A Brief Look at the European Migrant Crisis


By, Chloe Rudnicki | Opinion Editor

March 23rd, 2016

As the Syrian conflict intensifies and war continues to solidify itself as a Middle Eastern norm, migrants hoping to resettle in Europe once again flood borders and strain not only the continent’s resources, but its union. While many have been open to taking in those displaced by the Syrian Civil War and other fighting in the region on humanitarian grounds, there are significant numbers of people who fear migrant populations will inundate countries, alter cultures, take jobs from civilians, and incite crime.The prominence of Islamic terrorists on the world stage and their role as a driving force behind a significant portion of the world’s unrest has contributed to a perception of these new migrants, who celebrate cultures and religions alien to many Europeans, as disruptive.

San Clemente High School sophomore Katee Fairon recognizes this wariness, saying “While I feel that Europe should help them because of the conflict in their homes, I can understand why Europeans would be nervous with the recent terror attacks.”

This suspicion has led to popular opposition to the growing influx of migrants on both social and political justifications, feeding into a crisis of many dimensions that threatens to both destroy the fabric holding the European Union together and repopularize forms of xenophobia. Far-right political parties have gained ground, most notably in European powerhouse of Germany.

The debate, being subject to politics, is highly moralized and thus contentious. The fundamental question being posed that has received such vehement and varied response is this: should European countries perform their humanitarian duty and help a people largely without a home or a place to go, or should they honor the potential risk it poses to national security and protect their current citizens?

The question is laced with potential for religious and cultural prejudices, many of which have emerged amidst the growing risk posed by terror groups and the seemingly unending migration of Middle Eastern populations to Europe. Armed militias have established themselves throughout Europe, declaring their goal to protect the women and children of their communities from the supposed danger of migrant populations. As Germany, the one major country that has fully embraced assisting the migrants (in terms of government) is overwhelmed and other countries refuse either to expand or fulfill their quotas, many wish for the construction of barriers to keep migrants out and creation of harsher immigration laws in efforts to preserve German culture and national identity as it is. Similar patterns of popular opposition have taken hold throughout Europe.

While politicians struggle to preserve good relations with other nations while stifling the popularity of neo-conservative movements domestically, the refugees are looked upon both with sympathy and apprehension. Triton sophomore Chloe Patterson notes, “It seems difficult for countries to fill quotas when people are against it.”

The need to find a solution for the growing numbers of migrants has divided the European Union and emphasized the extent of  discord that has  incited some pundits to question the fate of the E.U.  As the debate between whether nations have an obligation to take in or keep out people heightens and terrorist attacks foster paranoia and anger, Europe is locked in an ideological and political stalemate driven by different perceptions as to what is just and humanitarian: protecting current civilians from the possibility of increased terrorism or hosting those whose own countries are stricken with annihilating war.

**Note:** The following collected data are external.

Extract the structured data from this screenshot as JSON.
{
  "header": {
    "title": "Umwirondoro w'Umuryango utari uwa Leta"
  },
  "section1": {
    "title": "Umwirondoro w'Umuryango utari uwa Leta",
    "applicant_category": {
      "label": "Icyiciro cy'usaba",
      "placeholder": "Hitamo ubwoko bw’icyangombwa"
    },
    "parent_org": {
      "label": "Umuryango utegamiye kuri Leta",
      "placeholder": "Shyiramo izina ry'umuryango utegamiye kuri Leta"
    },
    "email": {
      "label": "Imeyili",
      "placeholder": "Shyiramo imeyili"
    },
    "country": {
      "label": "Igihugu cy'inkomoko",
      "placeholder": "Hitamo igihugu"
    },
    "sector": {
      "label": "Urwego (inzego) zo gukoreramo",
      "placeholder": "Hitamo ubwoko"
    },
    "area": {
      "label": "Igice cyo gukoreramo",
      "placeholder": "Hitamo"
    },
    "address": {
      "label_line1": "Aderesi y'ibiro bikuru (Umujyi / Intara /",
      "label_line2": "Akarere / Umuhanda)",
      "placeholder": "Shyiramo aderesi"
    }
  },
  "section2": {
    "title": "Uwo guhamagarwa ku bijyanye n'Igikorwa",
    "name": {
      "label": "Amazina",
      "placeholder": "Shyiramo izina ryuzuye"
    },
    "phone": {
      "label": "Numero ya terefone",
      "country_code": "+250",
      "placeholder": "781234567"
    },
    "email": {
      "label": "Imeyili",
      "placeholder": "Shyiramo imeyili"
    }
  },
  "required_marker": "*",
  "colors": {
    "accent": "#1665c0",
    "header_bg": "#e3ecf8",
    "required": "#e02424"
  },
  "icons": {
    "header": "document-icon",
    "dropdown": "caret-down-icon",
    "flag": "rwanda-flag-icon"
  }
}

As the continent struggles to safely navigate the crisis, it must take into account the growing conservatism of its people (and that of  its own current policy). It is vital to address the deep-seated fears of Europe becoming a melting pot with nuance and respect for both parties. The long term benefit of diversifying a culture (added intellectual power, etc.) should be emphasized, along with a commitment to a plan for moving the refugees back once the conflict in the Middle East subsides.

Moreover, it is important to realize that it is unrealistic to fully suppress the wave of migration and that such policy would further weaken border countries already buckling under the weight of both hosting migrants on their trips deeper into Europe and the stress and commitment of holding them out. In order to prevent a swing in balance of power due to weakening of border countries such as Greece and its neighbors, Europe must, at some point, put aside its domestic problems and embrace some semblance of a quota program. While already tried by the E.U. and failed, it is one of the only realistic means by which a crisis of such extensive proportions can be alleviated. Countries should take in a number of migrants in correlation to that nation’s overall wealth and stability.

Many dispute that this is a viable solution, believing that the E.U. will crumble before they all can unite for a common interest. Nonetheless, placing the burden on a few isolated countries fosters instability and weakness, as seen in resource-strapped border countries and the growing discontent in Germany for Angela Merkel’s migrant-friendly leadership. Isolating such countries, including the pivotal Germany, contributes to a gradual decay of the European Union that, while not as apparent as the situation predicted by some, generates the same results and the potential for radicalized government in these areas. While political nuance is a great manipulator of policy and will largely determine how Europe chooses to deal with the crisis, a tangible compromise must be reached if governments look to prevent an irreversible animosity between civilians and refugees.